At the time, Middleton worked for Portland’s Regional Arts and Culture Council (RACC), where part of his job was getting more local musicians to apply for grants. When he was approached by a coalition from the local scene who were looking to revitalize the city’s all-ages options, he was eager to help. Today, Friends of Noise is a one-stop shop for young musicians. Geared to support people of color and of queer identities, the nonprofit hosts free workshops covering every corner of the business: how to set up a PA, stage fright vs. stage presence, independent finance 101. It also helps teens test their skills with hands-on, paid gigs, putting on concerts across the city, running a weekly XRAY.fm show, and hiring out its alumni for local events. There is still an age requirement: No one over 25 can work a Friends of Noise show.

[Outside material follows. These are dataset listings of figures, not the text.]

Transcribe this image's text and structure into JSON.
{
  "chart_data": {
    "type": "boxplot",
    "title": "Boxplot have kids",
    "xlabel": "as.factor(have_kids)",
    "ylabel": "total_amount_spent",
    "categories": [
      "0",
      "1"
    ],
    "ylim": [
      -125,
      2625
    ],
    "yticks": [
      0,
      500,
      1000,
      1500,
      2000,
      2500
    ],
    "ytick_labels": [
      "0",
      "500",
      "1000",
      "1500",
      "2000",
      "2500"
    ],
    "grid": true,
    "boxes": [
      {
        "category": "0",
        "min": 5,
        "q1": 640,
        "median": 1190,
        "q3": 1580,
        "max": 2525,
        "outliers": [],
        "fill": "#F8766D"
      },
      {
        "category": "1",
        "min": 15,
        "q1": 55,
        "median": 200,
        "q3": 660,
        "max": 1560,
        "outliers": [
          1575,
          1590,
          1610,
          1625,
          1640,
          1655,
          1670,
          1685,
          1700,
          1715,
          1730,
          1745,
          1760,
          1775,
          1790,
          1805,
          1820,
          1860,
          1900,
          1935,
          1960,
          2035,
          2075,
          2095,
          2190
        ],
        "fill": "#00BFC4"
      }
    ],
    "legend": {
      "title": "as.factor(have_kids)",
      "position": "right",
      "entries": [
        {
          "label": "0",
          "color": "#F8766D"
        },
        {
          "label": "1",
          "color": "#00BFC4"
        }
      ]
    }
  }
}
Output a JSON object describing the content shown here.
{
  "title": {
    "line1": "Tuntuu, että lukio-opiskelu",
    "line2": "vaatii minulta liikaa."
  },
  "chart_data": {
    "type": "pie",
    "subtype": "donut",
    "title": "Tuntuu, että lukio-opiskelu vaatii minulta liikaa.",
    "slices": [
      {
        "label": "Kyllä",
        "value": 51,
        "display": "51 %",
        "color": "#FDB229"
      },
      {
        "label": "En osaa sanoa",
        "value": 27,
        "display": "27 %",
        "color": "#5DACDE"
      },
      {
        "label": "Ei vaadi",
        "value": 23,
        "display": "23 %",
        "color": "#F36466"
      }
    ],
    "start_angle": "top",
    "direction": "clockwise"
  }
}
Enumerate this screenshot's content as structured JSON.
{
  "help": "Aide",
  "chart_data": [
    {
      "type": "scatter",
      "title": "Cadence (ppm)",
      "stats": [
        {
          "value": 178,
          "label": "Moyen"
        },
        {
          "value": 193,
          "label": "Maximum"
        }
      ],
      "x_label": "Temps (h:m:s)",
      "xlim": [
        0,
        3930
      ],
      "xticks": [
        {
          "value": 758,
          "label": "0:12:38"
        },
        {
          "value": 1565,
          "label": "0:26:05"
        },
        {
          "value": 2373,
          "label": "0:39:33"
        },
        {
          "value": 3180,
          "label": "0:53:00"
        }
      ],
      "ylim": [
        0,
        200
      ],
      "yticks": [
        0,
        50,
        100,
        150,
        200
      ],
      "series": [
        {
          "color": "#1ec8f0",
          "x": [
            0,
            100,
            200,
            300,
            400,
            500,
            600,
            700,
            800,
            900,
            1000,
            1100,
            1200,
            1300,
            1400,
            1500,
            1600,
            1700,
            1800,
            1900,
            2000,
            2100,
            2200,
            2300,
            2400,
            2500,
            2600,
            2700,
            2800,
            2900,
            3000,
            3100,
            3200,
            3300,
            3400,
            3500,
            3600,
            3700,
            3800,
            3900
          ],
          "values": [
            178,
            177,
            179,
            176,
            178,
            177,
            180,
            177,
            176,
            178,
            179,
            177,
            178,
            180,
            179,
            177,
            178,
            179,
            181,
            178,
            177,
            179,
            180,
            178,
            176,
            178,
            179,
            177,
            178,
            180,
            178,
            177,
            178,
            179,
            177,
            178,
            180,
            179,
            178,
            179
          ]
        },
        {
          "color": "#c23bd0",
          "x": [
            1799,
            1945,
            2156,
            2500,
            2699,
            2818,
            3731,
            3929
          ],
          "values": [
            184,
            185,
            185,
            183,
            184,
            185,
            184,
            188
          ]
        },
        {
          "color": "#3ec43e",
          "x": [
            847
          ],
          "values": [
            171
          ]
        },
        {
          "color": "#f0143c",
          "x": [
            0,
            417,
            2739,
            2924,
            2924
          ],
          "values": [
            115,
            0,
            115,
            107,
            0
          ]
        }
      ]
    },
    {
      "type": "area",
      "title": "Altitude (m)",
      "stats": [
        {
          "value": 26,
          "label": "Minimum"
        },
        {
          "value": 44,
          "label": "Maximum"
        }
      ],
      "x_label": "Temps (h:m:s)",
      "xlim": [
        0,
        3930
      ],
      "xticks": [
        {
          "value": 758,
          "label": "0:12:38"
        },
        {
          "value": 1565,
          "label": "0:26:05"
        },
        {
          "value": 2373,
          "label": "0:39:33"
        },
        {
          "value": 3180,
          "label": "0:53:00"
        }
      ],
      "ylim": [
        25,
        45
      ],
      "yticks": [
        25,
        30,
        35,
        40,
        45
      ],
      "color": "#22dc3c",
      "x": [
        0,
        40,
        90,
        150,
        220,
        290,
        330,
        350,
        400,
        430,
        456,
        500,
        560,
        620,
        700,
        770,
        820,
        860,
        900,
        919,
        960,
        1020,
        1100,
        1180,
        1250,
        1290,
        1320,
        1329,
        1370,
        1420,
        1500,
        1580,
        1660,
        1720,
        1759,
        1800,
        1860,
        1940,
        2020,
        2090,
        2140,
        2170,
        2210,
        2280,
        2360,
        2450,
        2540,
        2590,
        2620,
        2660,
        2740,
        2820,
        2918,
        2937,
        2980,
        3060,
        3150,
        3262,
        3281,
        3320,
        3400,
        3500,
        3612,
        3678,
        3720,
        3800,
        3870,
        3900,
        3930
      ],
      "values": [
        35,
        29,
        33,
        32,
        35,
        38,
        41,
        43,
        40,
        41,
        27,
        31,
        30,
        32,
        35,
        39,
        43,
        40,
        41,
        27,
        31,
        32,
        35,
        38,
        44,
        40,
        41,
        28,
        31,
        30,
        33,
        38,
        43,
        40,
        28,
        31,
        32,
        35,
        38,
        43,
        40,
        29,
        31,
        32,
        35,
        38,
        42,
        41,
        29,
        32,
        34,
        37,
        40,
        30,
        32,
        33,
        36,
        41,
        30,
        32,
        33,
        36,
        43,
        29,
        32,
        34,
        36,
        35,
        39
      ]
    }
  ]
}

The nonprofit counts 200 teens and 20-somethings on its roster, including buzzy rapper Bird Bennett and the sprawling seven-piece R&B group the Red Strings. This cohort regularly plays events like the Waterfront Blues Festival, the Montavilla Street Fair, and Pickathon, but they get in at other venues only as age restrictions allow.
Spots like the Hawthorne Theatre and the Crystal and Wonder Ballrooms host both all-ages and 21-plus shows. But OLCC (Oregon Liquor and Cannabis Commission) code requires expensive increased staffing when serving alcohol if minors are present, and mandates cordoning minors to balconies or a fenced-off section of the floor. What’s more, booking these venues typically requires the clout of agents, publicists, and record deals.
Many under-21 upstarts turn to the beloved-if-uncontrollable house show, not necessarily aboveboard or entirely public, but often more approachable. Middleton admires such “daring and chutzpah” but doesn’t see the residential workaround as a sustainable answer for Friends of Noise, and opening a bar is compromise too far. “A true all-ages space should be centering the young people and the music,” he says, not “the sale of alcohol.”
Friends of Noise moved into the Dancin’ Bare building in December and is looking to open in June. Fundraising to cover rent and buildout costs is ongoing, but substantial contributions came thanks to community drives and grants from Prosper Portland and the Oregon Cultural Trust. The poles were already gone, and the strip club’s iconic sign will move to a new home. Beyond that, the conversion to a 400-capacity concert hall meant a different kind of stage, ADA-compliant features, and a viewing platform for wheelchair users, as well as a recording studio, office space, and a green room—there’s even an on-site screen printing rig for making merch.
A Friends of Noise venue has been a long time in the making. But Middleton turned down several prospective sites before finding one in a neighborhood outside the city center, to serve kids and adults in lower-income areas. The Dancin’ Bare was “a godsend,” Middleton says, because it’s on the MAX line and “literally halfway between Jefferson High School and Roosevelt High School.”
Without alcohol sales, the business plan calls for a system of sustainable donations, with local businesses encouraged to sponsor $250 annual passes, which kids can then apply for. Parents and individuals can also purchase passes, which grant admission to three shows per month. With a goal of selling 1,500 passes a year, the group could pay artists and production crews whether passholders show up or not. Not that attendance has ever been an issue at Friends of Noise shows. Minding the lack of booze, the vibe is less talent show than underground, kombucha-serving nightclub.
When the Off Beat opens, these fleeting highlights will be a constant addition to the city’s music scene, an addition where those under 21 won’t be sequestered in a sad nondrinking section or, worse, listening from the street. They’ll mix into the crowd, friends of the band.